The substitution method is a powerful tool in calculus that simplifies complex integrals. It involves changing the variable of integration to transform the integral into an easier form. Essentially, it's about finding a substitution that simplifies the integrand, often when a chain rule appears in reverse.

In our example, we identify that the cosine function's argument is a linear expression, which hints at substitution as a viable strategy. We set \( u = 1-t \), which simplifies our integrand. After differentiation, we find \( du = -dt \), or equivalently \( dt = -du \). By substituting \( u \) and \( dt \) in the integral, we convert \( \int \cos(1-t) \, dt \) into \(- \int \cos(u) \, du \).

Key steps in the substitution method include:

• Identifying a suitable substitution where a part of the integrand can be replaced by a new variable.
• Differentiating to express the original differential in terms of the new differential.
• Rewriting the entire integral in terms of the new variable, making it easier to integrate.

By performing these steps, you can transform complex integrals into simpler ones that are more straightforward to solve.

Indefinite integrals, sometimes known as antiderivatives, represent a family of functions whose derivative is the integrand. Unlike definite integrals, which compute area under a curve between specific limits, indefinite integrals do not have limits of integration.

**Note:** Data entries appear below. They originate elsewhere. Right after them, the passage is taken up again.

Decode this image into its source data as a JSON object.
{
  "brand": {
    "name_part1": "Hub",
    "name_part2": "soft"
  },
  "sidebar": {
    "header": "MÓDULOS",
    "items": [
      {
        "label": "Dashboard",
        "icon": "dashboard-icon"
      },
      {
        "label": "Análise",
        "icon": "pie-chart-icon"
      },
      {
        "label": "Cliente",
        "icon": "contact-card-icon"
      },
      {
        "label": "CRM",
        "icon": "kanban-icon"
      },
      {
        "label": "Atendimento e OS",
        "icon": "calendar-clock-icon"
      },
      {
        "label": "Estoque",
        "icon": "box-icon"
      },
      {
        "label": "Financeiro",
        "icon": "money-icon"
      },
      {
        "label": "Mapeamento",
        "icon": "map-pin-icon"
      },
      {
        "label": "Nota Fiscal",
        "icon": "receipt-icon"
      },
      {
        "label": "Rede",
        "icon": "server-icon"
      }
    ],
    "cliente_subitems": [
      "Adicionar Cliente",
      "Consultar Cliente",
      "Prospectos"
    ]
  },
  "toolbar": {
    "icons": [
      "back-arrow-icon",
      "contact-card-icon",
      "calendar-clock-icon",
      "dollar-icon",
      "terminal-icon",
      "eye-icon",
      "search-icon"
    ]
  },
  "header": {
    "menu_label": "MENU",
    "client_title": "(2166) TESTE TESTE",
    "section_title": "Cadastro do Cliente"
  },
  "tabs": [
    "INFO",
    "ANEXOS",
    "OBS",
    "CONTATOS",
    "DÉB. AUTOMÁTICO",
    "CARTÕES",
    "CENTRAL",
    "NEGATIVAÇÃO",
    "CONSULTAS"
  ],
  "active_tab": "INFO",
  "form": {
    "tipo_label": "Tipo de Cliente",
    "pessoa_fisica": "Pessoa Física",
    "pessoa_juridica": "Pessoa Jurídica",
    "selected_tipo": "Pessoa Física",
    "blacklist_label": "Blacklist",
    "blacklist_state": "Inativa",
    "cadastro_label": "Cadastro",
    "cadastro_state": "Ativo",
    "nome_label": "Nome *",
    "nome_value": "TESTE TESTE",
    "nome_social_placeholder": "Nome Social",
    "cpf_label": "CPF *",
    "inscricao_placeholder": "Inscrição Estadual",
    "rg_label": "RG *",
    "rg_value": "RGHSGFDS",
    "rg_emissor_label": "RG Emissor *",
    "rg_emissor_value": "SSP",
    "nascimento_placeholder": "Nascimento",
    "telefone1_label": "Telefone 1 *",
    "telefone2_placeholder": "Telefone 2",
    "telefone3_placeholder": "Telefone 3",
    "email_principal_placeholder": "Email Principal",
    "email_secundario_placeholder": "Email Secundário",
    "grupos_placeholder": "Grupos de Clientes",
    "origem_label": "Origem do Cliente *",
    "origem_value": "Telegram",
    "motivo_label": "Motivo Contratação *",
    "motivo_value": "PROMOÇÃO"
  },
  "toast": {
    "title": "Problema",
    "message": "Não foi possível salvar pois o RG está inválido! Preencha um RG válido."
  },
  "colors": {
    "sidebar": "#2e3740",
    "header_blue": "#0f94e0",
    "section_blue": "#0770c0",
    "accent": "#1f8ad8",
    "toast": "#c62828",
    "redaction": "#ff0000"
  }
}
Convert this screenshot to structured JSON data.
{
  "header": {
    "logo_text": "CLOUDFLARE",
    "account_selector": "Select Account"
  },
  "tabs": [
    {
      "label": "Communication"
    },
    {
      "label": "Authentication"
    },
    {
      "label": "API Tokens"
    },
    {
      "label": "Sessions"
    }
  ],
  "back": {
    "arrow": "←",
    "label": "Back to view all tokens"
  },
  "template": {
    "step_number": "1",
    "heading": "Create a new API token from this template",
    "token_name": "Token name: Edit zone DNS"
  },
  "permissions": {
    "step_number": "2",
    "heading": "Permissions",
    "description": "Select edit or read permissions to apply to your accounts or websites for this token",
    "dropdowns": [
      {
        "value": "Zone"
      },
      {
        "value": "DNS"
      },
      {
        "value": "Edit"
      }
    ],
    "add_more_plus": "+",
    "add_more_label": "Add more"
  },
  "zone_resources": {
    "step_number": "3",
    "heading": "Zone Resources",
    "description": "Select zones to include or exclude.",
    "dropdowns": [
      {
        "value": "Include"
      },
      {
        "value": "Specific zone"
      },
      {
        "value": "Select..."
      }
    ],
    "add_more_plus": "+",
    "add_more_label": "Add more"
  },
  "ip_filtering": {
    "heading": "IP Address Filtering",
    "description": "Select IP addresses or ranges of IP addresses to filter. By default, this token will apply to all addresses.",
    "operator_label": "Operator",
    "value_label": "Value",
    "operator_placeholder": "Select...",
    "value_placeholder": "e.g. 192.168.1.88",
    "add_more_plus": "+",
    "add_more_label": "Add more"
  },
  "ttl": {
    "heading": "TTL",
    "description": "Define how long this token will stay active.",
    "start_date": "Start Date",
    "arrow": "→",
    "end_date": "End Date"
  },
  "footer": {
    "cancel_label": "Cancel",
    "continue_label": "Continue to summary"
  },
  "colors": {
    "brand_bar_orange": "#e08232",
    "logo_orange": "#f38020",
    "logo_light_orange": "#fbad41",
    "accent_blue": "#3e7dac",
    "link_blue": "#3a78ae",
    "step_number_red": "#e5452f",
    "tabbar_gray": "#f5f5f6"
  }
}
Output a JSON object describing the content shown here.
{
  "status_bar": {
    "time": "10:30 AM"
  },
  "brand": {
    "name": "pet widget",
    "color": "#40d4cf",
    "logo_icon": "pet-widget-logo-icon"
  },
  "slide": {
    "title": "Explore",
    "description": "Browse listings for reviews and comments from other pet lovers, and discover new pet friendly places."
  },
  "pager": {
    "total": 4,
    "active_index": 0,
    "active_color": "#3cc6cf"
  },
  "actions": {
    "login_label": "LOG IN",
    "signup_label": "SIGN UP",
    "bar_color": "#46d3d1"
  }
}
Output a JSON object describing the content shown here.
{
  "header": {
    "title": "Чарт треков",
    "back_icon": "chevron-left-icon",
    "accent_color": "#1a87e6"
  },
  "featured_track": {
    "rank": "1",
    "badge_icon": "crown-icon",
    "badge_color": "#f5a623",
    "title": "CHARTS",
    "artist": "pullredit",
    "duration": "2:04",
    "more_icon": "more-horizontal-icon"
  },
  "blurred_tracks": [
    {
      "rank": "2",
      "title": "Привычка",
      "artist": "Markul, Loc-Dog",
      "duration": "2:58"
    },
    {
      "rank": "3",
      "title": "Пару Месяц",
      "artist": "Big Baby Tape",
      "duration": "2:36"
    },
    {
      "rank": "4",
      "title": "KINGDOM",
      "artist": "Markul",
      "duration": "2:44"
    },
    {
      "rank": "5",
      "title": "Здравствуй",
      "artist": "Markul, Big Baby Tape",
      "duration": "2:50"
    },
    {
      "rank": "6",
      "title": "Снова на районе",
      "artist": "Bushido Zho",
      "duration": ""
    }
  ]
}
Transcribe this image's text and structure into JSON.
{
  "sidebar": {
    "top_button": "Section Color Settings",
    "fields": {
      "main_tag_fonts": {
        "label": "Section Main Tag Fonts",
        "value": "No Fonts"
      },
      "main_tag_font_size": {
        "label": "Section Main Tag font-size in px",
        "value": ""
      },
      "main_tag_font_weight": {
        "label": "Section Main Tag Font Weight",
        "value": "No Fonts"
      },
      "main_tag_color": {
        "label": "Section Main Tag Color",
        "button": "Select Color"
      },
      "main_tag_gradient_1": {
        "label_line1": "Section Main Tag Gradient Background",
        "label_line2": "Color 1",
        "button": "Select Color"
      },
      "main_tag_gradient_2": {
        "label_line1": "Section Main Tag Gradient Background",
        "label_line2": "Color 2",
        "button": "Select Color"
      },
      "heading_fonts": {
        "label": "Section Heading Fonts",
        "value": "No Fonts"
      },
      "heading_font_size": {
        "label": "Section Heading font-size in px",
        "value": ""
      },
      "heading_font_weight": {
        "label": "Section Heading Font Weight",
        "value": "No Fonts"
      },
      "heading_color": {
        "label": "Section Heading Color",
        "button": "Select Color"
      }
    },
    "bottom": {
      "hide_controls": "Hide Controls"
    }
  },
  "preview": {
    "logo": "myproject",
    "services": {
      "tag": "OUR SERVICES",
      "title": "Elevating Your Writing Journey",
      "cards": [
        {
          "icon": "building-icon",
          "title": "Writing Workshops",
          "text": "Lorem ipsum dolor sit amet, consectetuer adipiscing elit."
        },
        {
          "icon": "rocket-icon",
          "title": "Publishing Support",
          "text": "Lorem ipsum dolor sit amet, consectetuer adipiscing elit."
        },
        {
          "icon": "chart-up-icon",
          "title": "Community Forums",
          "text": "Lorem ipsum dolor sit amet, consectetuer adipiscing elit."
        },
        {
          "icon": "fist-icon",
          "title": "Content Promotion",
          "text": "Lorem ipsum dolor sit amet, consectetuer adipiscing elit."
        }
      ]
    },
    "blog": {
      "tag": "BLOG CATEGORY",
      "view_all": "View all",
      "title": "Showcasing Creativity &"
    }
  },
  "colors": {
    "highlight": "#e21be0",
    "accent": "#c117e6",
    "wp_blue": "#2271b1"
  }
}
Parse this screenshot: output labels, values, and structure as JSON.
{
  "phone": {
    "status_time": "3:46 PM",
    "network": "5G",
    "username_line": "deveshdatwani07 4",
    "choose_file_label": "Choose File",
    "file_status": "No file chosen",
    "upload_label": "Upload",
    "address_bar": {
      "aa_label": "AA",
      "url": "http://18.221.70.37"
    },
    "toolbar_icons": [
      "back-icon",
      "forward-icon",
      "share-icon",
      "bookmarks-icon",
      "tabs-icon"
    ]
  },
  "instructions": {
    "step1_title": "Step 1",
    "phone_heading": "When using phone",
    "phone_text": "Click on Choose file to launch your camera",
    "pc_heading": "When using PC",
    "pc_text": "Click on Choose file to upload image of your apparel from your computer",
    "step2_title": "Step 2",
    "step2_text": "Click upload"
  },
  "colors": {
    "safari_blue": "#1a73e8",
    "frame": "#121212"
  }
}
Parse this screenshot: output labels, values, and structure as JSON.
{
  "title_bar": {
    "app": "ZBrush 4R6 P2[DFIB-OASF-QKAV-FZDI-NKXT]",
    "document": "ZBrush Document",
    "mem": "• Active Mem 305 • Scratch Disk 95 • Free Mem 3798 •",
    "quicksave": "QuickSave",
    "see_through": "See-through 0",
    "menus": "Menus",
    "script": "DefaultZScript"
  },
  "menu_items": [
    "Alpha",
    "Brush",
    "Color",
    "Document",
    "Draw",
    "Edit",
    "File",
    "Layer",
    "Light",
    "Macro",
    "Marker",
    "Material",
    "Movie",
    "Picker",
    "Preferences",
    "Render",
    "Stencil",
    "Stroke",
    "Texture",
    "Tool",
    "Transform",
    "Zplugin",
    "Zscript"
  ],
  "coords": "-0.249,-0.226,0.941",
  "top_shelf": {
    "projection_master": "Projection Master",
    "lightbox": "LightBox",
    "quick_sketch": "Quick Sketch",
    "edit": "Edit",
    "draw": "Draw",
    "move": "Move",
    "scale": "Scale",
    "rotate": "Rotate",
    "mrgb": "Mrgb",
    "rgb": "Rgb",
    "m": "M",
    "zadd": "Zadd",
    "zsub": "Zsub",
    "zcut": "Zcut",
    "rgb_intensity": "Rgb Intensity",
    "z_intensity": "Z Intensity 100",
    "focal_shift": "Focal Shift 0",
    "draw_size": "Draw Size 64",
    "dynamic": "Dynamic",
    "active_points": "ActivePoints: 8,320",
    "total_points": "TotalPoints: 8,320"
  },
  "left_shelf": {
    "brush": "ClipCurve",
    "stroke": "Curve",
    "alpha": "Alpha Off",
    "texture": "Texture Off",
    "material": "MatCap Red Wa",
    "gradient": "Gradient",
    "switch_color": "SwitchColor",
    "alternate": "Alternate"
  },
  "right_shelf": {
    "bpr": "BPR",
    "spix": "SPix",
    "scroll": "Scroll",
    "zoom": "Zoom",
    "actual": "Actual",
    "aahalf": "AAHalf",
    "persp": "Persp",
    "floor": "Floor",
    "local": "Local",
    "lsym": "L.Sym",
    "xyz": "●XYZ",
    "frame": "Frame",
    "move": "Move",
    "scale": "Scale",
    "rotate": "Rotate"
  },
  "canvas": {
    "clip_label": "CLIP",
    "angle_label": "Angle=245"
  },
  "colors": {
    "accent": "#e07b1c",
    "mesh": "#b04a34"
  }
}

Indefinite integrals are denoted by \( \int f(x) \, dx \), where \( f(x) \) is the integrand, and \( dx \) signifies integration with respect to the variable \( x \). The result of an indefinite integral includes a constant \( C \), as integration represents an accumulation function, and this constant accounts for all possible vertical shifts of the antiderivative.

In our example of \( \int \cos(u) \, du \), the indefinite integral is \( \sin(u) + C \), reflecting the general rule that the antiderivative of \( \cos(u) \) is \( \sin(u) \). When we solve indefinite integrals, we provide a general solution inclusive of the constant \( C \), which signifies any possible starting point of the integrated function.

Understanding indefinite integrals is essential in calculus for solving differential equations, finding solution families, and analyzing functions from their rate of change.

Trigonometric functions are fundamental in mathematics, especially in calculus, because they model periodic phenomena such as sound and light waves. In integration, knowing the integral forms of trigonometric functions is crucial for evaluating expressions involving them.

The primary trigonometric functions include sine (\( \sin \)), cosine (\( \cos \)), and tangent (\( \tan \)). For integration purposes, it is essential to remember their derivatives and integrals:

• The derivative of \( \sin(x) \) is \( \cos(x) \), and its integral is \(-\cos(x) + C\).
• The derivative of \( \cos(x) \) is \(-\sin(x)\), and its integral is \( \sin(x) + C\).

In our exercise, the integrand \( \cos(1-t) \) involves cosine, so we rely on the fact that its antiderivative is sine. Furthermore, the result of this integral, after applying substitution and considering the negative sign from \( dt = -du \), yields \(-\sin(1-t) + C\).

Mastering these basic integral forms is an integral part of learning calculus, simplifying many advanced mathematical problems.